In October, Pearson, publisher of the Penguin paperback books and owner of the Financial Times newspaper, announced with Bertelsmann plans to form a joint venture.
Bertelsmann will hold 53 percent of the new company and Pearson the remainder, aiming to compete with new forms of publishing epitomised by online giant Amazon for both traditional and increasingly, electronic books.
The pair said in a statement on Monday: "Pearson and Bertelsmann today announce the completion of the joint venture between Penguin and Random House to create Penguin Random House."
Penguin Random House had pro forma revenues of ?2.6 billion ($4.0 billion, 3.2 billion euros) and operating profit of ?34 million in 2012, the statement added.
Penguin's revenue soared last year, helped by demand for its e-book titles including Mark Owen's "No Easy Day" and Ken Follett's "Winter of the World".

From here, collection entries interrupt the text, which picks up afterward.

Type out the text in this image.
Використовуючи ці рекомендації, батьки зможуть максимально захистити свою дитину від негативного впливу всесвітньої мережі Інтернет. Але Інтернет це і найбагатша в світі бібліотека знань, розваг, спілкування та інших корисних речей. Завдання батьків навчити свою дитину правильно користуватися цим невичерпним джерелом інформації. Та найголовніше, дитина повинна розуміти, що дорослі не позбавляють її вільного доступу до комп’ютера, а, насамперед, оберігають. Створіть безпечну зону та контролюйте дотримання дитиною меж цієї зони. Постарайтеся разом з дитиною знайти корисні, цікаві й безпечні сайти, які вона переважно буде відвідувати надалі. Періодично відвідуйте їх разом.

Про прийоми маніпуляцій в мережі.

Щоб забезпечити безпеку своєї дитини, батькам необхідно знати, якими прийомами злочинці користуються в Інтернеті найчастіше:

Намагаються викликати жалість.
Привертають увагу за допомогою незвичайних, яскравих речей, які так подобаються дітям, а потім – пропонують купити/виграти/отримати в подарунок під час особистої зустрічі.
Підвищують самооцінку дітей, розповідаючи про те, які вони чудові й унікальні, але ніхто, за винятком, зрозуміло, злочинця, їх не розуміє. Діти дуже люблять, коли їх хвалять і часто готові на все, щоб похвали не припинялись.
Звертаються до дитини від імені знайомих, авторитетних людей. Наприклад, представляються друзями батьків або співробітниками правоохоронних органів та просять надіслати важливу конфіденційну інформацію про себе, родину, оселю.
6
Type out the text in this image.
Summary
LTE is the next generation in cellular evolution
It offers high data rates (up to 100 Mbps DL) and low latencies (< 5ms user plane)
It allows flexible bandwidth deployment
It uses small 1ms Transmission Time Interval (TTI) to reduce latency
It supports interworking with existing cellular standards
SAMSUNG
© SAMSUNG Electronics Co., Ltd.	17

Random House has meanwhile profited hugely over the past year from publishing EL James' sado-masochistic romance "Fifty Shades of Grey", which is achieving massive global popularity.
Pearson on Friday denied a report that media mogul Rupert Murdoch and Abu Dhabi's state media group were in talks to acquire the Financial Times Group for about $1.2 billion (921 million euros).